How would he feel?

It sounded so selfish, but it was the only way he could even begin to understand what she was going through.

How would he feel if it was a member of his family who'd been killed, and he'd just shot the only person who might be able to tell him who ordered the hit?

And it was a hit – that much was certain. Someone high up, too, at least from what little he could glean while Coonan had a gun on him. Damn, but he felt guilty. He'd been held at gunpoint before, even managed to get the weapon away from the perp before he could fire, but this … he'd frozen. Maybe it was knowing how much it meant to Beckett, that she was willing to let the killer walk out rather than have him hurt … or maybe it was just his innate cowardice coming to the fore. And the guilt was eating at him. Okay, he'd head-butted the man, but he never expected …

Why did she do it?

Without thinking. Without a moment's pause she shot Coonan to save him.

Why?

He stared at his reflection in the mirror in the men's room, and a stranger stared back.

What if it had been Alexis? Or his mother? Or Kyra? Or … Kate? Would he have had the control, the guts to do what she did? To know she was perhaps closing the door on the one chance she could really know, really find out what happened that night, and still fire?

He wiped his hands over his face, trying to understand, to use that fertile imagination of his to get inside her head, to know why.

Her hands. She'd been shaking and crying, her hands covered in the man's blood, and all he could do was pat her on the back like she was a dog.

He couldn't feel more disgusted with himself if he tried.

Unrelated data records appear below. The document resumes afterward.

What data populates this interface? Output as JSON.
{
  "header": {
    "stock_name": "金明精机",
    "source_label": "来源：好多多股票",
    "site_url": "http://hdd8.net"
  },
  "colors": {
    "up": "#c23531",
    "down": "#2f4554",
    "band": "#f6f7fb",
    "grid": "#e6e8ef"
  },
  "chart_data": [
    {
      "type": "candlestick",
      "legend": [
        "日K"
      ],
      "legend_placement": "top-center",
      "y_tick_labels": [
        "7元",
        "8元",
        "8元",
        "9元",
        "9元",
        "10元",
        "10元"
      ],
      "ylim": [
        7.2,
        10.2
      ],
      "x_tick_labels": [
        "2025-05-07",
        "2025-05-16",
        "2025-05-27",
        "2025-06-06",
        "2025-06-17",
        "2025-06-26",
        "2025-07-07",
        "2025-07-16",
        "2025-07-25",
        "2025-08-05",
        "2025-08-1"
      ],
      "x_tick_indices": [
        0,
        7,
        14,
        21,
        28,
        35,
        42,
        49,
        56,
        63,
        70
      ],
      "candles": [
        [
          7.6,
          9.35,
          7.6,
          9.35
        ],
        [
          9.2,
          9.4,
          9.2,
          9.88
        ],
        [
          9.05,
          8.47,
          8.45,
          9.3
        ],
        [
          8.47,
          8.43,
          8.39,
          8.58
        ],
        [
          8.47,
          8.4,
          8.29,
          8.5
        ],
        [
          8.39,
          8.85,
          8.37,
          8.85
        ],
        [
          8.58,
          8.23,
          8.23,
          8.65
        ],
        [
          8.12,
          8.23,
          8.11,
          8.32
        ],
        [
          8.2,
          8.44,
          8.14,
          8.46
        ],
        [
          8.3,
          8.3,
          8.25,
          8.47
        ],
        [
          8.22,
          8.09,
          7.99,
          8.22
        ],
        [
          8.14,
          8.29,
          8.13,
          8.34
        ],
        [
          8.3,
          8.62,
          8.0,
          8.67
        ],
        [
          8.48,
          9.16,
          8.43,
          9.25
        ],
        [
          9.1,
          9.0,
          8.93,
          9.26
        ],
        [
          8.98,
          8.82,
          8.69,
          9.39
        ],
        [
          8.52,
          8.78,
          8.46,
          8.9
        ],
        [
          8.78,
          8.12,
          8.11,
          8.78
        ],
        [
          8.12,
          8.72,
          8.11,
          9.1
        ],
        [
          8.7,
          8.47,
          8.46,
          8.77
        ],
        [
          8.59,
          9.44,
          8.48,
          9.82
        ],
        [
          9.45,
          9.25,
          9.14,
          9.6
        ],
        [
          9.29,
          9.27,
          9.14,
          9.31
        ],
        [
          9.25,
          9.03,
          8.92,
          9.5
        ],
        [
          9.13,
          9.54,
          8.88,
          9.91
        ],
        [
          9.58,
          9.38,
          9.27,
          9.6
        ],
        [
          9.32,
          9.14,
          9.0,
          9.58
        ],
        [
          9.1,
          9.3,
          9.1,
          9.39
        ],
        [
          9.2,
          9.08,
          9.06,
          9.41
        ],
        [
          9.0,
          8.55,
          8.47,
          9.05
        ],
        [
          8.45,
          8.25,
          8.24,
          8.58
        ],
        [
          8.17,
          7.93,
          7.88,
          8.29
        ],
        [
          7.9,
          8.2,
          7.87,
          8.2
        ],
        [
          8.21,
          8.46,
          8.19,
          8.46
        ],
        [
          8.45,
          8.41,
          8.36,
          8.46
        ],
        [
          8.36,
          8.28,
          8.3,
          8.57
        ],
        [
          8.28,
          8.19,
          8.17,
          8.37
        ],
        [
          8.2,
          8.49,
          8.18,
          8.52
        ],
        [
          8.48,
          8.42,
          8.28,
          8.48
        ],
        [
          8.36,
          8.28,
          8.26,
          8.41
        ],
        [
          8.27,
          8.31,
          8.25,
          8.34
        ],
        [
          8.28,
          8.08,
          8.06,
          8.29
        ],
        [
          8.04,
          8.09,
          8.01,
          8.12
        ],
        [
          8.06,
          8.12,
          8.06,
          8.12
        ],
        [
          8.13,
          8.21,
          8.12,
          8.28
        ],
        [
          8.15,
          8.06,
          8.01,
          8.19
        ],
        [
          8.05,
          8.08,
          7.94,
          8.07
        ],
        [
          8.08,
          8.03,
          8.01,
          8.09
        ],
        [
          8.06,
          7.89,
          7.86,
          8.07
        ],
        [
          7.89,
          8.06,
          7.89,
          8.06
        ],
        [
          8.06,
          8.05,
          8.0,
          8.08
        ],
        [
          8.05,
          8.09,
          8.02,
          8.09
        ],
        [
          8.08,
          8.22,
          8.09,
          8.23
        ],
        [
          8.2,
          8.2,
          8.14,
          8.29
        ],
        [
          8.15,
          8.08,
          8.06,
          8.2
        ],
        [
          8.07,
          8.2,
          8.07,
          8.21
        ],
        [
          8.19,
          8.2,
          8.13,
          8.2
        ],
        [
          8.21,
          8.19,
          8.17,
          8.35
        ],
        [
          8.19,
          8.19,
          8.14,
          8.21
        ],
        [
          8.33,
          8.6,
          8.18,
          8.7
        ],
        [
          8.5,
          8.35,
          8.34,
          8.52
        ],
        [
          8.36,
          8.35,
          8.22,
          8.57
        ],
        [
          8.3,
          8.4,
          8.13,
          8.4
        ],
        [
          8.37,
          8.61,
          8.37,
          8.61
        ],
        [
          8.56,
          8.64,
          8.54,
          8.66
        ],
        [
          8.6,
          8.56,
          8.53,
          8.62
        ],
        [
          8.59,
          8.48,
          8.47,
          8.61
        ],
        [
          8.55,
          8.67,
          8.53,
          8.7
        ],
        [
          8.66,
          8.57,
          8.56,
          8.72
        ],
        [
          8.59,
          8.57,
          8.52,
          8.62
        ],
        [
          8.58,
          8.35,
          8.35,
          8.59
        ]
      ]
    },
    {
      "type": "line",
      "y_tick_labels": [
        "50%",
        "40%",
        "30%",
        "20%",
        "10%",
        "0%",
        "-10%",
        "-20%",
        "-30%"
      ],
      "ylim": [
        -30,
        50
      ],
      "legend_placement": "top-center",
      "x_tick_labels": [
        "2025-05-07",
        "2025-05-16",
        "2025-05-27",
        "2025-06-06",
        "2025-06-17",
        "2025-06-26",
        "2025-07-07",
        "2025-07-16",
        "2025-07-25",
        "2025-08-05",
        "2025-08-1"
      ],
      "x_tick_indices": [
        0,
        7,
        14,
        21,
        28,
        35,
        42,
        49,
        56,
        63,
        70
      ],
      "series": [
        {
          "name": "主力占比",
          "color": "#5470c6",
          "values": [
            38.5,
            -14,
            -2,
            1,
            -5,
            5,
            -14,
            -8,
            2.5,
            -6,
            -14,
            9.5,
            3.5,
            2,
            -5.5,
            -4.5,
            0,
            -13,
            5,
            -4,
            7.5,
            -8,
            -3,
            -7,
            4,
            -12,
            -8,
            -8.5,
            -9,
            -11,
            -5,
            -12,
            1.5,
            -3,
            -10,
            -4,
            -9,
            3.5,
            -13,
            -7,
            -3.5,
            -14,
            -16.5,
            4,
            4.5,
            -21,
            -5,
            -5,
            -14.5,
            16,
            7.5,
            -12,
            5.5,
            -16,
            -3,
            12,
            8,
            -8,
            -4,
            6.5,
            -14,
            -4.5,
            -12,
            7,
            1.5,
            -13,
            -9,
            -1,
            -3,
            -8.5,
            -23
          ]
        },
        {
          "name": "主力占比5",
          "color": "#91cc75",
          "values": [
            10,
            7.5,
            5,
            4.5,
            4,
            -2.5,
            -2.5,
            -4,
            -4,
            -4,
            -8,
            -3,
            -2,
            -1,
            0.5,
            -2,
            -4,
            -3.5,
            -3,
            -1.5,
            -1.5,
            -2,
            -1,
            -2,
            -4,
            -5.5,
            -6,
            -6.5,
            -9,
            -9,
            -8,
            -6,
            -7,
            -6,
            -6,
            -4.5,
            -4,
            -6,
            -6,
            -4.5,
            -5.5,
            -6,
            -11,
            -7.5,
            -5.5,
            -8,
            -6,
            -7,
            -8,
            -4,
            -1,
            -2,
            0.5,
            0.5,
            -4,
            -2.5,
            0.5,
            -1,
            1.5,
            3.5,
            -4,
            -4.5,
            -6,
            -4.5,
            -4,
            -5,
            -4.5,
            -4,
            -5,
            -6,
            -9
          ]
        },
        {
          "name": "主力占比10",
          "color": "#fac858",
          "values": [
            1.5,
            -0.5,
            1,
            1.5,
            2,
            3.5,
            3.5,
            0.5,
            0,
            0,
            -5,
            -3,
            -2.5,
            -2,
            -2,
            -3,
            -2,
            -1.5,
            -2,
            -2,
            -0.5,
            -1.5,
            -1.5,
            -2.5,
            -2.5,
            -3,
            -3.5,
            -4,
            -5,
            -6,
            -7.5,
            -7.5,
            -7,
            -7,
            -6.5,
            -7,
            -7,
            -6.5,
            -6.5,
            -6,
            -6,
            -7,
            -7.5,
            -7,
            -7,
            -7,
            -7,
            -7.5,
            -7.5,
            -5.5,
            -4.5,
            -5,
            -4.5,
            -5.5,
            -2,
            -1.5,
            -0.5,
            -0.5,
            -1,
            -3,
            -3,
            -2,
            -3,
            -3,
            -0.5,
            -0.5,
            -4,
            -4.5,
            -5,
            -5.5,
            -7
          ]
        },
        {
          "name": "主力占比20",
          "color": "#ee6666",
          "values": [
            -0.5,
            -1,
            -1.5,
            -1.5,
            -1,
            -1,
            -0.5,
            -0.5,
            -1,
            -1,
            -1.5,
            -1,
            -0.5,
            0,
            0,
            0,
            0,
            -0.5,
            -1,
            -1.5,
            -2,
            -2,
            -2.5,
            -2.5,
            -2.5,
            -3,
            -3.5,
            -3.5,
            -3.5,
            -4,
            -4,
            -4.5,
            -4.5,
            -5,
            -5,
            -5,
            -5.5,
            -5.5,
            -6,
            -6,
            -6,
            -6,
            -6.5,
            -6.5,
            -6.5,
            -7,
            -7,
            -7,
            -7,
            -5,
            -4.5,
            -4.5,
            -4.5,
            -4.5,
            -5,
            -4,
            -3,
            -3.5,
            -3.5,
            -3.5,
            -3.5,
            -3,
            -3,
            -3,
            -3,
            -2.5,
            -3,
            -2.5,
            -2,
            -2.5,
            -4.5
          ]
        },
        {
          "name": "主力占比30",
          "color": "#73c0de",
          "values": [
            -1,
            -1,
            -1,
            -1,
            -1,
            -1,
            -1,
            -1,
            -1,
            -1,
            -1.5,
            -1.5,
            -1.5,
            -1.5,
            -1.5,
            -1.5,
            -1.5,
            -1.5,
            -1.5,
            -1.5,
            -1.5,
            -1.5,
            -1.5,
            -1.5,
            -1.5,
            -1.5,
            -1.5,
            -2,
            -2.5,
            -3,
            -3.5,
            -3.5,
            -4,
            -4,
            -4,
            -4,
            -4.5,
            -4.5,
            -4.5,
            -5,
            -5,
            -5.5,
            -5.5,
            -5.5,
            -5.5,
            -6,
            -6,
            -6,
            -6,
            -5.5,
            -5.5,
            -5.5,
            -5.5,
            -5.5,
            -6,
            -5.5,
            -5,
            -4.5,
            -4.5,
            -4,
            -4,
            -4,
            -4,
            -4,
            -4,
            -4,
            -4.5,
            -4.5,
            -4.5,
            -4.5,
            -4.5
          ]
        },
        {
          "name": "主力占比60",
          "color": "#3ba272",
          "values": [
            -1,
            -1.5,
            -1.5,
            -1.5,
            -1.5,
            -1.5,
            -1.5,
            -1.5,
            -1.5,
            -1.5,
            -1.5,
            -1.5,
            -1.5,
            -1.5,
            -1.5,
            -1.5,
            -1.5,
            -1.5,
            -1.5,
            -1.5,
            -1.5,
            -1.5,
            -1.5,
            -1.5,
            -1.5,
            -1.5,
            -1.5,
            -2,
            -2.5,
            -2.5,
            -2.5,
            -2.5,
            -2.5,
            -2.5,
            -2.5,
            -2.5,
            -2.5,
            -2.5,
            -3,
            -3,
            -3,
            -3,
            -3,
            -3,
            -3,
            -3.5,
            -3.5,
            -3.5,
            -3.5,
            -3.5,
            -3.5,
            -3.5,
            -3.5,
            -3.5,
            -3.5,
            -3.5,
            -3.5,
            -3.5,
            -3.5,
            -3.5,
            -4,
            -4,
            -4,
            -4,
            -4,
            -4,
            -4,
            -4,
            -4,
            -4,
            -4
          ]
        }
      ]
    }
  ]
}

And she'd been grateful that he offered to pay the $100,000 … Money. That's all he could throw at it. The one thing that meant absolutely nothing.

He was wrong. The disgust was growing.

What happened now? He'd told Beckett that he'd do whatever she wanted, even if it was nothing, but could he sit back and let her go through this alone? Of course not. But he'd been the cause. The reason Kate was now almost back to square one, her life – if not her sanity – once again hovering on the edge of the abyss.

She'd said it before, that one day he was going to get someone killed, only she'd meant Ryan or Esposito. This was worse. So much worse.

No. Better to end it. He'd be there for her, whenever she wanted, for whatever, but not at the precinct. His door would always be open, his phone on, but not here.

Do it. Do it now.

He walked out of the men's room, his back straight, heading for Kate's desk.

Words came out of his mouth, he was sure. Something about it being over, that he was done with police work. Then … then …

No, that wasn't right. She couldn't be saying what she was saying, that she needed him, didn't want him to leave, that … something about pigtails?

Relief swept through him. He'd been forgiven, and she wasn't going to turn him away again.

And she was going to be all right, he'd make sure of that. The bad jokes, the worse innuendoes … he'd keep them going, make her embarrassed to be seen with him, just so she didn't think about it. At least, until she was ready. Then he'd be at her side, her right hand, seeing it through to the end.